No filme “The Dirt” da Netflix, é retratada a história da banda Motley Crue e seu consumo de drogas, durante a década de 80. Nesse contexto, quatro jovens usam entorpecentes de forma exagerada, o que quase os leva à morte. Dessa forma, o filme tem uma verossimilhança com a realidade, do século XXI, pois a juventude consome esses estimulantes de forma imprudente, seja por pressão social, seja por falta de instrução parental.

Mormente, nota-se que o meio de convívio influência os jovens a ingerirem esses tóxicos. Sob essa ótica, Émile Durkheim evidencia que a sociedade forma o indivíduo, então, a pressão social que o grupo exerce sobre os jovens faz com que ele consuma as drogas. De fato, há viciados nesse espaço, porém há aqueles que para não sofrerem coerção do meio preferem utilizá-las mesmo não os agradando. Sendo assim, o ambiente é um agravante na disseminação de tal problema.

Em segundo lugar, é evidente que a família desempenha um papel fundamental na vida dos adolescentes. Com base nisso, a recente pesquisa do Instituto Brasileiro de Geografia e Estatística destaca que 70% dos menores de idade já consumiram álcool, destacando, assim, a falta de instrução parental. Ademais, sabe-se que nem todos os pais têm o privilégio de serem presentes na vida dos filhos, contudo, é importante que tenha alguma orientação aos jovens para que eles não sejam corrompidos pela sociedade, segundo a teoria de Rousseau. Por isso, é imprescindível que a família seja mais inclusa na vida da sua prole.

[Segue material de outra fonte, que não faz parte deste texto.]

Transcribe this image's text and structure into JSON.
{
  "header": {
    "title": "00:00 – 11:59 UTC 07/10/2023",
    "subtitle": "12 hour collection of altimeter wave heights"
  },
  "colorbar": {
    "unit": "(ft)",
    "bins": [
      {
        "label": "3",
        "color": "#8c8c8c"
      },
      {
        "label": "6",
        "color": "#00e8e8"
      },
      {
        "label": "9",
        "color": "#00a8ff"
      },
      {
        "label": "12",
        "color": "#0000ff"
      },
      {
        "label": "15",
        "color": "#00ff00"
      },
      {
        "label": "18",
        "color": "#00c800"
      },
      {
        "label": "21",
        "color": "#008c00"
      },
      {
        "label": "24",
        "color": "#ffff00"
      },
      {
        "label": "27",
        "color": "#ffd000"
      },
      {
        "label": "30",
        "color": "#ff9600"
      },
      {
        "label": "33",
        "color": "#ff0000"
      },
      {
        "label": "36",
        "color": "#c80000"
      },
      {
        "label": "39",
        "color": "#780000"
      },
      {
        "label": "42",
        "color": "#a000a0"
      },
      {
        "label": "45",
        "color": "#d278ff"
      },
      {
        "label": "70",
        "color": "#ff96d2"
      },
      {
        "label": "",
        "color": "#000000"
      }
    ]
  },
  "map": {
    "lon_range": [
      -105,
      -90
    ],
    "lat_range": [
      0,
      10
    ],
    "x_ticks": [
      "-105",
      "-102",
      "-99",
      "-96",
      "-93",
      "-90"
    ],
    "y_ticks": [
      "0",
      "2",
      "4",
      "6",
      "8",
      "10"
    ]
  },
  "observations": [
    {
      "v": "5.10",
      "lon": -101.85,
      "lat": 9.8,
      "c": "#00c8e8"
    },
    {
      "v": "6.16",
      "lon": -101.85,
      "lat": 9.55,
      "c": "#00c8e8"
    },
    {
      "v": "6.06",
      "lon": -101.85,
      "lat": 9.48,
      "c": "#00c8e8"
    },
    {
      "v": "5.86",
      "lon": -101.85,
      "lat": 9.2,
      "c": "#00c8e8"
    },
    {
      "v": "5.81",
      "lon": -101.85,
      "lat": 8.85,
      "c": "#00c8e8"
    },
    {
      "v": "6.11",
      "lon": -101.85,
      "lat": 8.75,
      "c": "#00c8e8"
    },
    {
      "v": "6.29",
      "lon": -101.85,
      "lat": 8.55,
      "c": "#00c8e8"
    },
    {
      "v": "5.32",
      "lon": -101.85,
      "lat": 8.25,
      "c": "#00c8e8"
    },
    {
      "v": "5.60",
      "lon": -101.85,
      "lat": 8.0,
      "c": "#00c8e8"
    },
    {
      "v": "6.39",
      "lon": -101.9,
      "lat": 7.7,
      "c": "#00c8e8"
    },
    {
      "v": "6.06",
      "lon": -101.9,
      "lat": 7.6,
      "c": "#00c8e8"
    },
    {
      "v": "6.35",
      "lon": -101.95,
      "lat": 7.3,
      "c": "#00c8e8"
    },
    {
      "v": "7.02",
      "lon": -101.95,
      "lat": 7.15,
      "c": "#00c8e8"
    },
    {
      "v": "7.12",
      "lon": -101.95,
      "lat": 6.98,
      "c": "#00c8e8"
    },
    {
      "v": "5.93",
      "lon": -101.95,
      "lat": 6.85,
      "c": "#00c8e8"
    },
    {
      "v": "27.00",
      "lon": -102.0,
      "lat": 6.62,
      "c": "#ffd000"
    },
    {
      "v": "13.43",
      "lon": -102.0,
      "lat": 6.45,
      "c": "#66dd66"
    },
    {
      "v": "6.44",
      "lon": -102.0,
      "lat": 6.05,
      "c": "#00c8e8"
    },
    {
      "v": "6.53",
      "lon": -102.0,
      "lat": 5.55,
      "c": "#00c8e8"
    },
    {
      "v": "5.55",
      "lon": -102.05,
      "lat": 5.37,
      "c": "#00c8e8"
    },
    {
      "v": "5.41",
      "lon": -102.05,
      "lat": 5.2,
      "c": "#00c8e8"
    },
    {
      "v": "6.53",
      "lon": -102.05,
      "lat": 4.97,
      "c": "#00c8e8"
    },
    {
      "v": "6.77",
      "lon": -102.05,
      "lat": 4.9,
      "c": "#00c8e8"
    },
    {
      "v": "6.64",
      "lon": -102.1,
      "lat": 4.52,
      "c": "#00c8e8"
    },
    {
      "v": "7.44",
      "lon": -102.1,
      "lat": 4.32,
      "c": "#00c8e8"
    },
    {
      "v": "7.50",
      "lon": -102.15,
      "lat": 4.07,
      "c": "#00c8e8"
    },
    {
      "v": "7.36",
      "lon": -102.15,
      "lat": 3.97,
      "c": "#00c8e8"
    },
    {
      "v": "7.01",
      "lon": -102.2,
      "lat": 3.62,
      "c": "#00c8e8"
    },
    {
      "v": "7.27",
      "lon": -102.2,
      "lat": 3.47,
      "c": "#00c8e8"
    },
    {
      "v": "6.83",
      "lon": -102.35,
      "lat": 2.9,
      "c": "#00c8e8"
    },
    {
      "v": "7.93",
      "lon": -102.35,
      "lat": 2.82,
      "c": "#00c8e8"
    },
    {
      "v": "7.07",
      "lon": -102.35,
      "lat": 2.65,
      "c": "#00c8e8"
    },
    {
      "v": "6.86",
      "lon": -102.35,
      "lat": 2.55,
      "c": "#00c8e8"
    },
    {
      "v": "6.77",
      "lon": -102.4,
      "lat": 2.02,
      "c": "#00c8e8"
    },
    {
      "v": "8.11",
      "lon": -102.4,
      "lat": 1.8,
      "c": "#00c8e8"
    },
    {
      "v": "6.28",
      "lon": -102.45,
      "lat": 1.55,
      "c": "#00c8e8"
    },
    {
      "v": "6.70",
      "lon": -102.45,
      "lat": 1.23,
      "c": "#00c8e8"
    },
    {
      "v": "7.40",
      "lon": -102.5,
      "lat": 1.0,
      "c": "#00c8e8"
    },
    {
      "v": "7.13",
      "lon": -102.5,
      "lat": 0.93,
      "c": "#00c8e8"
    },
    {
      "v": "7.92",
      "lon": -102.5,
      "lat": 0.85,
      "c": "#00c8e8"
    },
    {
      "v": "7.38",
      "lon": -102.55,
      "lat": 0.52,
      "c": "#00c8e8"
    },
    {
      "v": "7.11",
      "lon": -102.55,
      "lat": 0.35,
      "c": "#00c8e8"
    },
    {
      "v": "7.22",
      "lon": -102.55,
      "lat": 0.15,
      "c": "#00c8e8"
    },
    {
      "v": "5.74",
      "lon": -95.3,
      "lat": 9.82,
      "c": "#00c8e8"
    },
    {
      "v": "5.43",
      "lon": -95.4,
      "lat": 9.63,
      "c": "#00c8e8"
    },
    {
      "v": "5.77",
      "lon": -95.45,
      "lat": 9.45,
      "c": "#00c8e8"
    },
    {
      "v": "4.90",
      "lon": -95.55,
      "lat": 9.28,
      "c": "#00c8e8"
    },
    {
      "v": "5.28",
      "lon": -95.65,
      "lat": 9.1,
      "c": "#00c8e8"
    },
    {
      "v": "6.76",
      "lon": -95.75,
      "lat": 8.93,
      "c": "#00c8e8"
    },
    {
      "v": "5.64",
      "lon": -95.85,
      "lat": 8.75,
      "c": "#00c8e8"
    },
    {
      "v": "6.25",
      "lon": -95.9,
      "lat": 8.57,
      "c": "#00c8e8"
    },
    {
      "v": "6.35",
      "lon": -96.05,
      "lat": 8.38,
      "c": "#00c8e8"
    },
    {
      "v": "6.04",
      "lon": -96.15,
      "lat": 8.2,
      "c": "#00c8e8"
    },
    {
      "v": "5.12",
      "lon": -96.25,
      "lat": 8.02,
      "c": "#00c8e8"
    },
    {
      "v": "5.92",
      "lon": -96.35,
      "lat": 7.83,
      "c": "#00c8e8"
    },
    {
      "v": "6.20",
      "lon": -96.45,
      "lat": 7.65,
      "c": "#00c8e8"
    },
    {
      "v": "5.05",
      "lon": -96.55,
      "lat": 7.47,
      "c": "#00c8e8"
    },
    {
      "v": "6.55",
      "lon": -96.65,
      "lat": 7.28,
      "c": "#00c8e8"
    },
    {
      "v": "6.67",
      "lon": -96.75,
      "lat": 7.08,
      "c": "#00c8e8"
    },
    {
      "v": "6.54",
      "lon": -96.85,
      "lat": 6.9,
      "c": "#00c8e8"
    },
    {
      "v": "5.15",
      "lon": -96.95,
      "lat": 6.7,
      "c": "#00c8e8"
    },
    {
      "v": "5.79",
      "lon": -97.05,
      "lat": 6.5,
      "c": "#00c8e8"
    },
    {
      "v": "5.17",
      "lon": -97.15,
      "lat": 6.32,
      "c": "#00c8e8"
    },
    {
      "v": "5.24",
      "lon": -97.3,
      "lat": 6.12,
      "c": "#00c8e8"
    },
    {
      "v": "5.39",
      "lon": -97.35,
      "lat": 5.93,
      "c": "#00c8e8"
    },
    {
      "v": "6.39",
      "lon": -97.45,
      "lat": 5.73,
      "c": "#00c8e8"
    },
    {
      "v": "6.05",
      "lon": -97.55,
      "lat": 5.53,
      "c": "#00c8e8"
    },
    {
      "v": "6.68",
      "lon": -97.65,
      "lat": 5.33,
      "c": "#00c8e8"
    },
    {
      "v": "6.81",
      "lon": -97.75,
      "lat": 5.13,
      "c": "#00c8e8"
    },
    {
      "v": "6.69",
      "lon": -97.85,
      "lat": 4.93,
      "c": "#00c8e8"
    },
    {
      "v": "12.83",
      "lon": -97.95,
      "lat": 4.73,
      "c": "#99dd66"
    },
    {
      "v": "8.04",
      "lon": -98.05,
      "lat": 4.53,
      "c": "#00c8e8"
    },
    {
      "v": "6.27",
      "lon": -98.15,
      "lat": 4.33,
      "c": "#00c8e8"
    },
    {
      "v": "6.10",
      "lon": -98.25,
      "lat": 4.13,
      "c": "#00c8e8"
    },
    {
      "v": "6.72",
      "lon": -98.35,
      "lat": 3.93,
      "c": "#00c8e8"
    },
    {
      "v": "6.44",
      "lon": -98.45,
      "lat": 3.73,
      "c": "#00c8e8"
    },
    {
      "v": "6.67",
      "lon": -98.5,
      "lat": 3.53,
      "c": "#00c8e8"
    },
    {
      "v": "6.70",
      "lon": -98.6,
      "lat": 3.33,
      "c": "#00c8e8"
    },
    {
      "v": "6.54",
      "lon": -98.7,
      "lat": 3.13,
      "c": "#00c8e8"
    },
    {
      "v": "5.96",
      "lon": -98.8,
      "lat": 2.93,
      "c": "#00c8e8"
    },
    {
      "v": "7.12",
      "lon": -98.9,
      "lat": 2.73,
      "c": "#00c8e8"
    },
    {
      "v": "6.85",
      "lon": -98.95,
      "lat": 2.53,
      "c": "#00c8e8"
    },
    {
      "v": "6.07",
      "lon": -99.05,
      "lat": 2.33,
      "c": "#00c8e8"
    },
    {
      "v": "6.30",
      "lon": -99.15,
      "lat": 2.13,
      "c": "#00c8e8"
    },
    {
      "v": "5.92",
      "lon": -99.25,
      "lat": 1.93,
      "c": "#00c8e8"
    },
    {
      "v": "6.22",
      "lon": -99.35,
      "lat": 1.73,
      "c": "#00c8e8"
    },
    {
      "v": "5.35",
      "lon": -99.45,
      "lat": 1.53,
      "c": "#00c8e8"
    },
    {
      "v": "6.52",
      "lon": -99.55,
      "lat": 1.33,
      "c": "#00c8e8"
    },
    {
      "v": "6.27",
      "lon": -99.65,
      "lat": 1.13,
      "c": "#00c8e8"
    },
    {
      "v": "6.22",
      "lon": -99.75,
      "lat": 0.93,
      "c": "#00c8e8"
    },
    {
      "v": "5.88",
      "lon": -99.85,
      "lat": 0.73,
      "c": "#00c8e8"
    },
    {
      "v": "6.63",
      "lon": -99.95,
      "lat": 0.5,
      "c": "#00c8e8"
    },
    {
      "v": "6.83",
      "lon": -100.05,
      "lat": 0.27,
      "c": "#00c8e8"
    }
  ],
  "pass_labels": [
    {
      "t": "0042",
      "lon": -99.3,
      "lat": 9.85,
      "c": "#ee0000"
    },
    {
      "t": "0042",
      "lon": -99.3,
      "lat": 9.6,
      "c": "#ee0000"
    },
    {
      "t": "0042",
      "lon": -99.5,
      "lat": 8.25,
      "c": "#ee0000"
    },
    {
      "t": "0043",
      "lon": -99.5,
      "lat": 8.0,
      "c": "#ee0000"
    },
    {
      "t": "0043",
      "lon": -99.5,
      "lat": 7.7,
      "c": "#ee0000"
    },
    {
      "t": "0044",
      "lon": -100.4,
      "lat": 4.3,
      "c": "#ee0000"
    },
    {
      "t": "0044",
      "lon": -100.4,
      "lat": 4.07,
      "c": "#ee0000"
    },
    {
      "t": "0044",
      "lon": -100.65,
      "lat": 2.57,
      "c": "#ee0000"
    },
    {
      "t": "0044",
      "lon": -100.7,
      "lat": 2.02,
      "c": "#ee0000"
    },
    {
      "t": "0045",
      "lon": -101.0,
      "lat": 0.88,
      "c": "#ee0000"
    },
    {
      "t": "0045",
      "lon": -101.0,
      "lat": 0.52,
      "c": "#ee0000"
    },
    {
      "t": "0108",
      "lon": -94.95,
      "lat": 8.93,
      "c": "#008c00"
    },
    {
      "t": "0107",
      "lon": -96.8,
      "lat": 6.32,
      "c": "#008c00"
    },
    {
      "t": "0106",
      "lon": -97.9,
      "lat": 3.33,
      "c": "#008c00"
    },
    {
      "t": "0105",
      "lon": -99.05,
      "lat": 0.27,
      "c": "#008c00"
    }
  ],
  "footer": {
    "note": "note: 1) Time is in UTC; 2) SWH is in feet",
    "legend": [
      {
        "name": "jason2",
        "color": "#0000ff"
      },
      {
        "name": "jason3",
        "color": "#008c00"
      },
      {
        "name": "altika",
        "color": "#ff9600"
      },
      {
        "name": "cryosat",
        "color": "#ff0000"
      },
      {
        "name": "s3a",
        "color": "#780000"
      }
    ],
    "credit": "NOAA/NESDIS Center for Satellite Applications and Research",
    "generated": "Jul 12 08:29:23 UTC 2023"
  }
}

É mister, portanto, que o Estado tome providência para amenizar esse problema. Logo, cabe ao Ministério de Educação e Cultura, que invistam, por meio de verbas públicas, em palestras nas escolas, com agentes da saúde para que possam pontuar quais as dependências e os malefícios que as drogas causam à saúde, além de ser dada uma mínima assistência e direção para os possíveis dependentes. Somado a isso, é importante que os pais e alunos participem, a fim de que possam ficar mais atentos e informados sobre essa realidade tão latente no século XXI.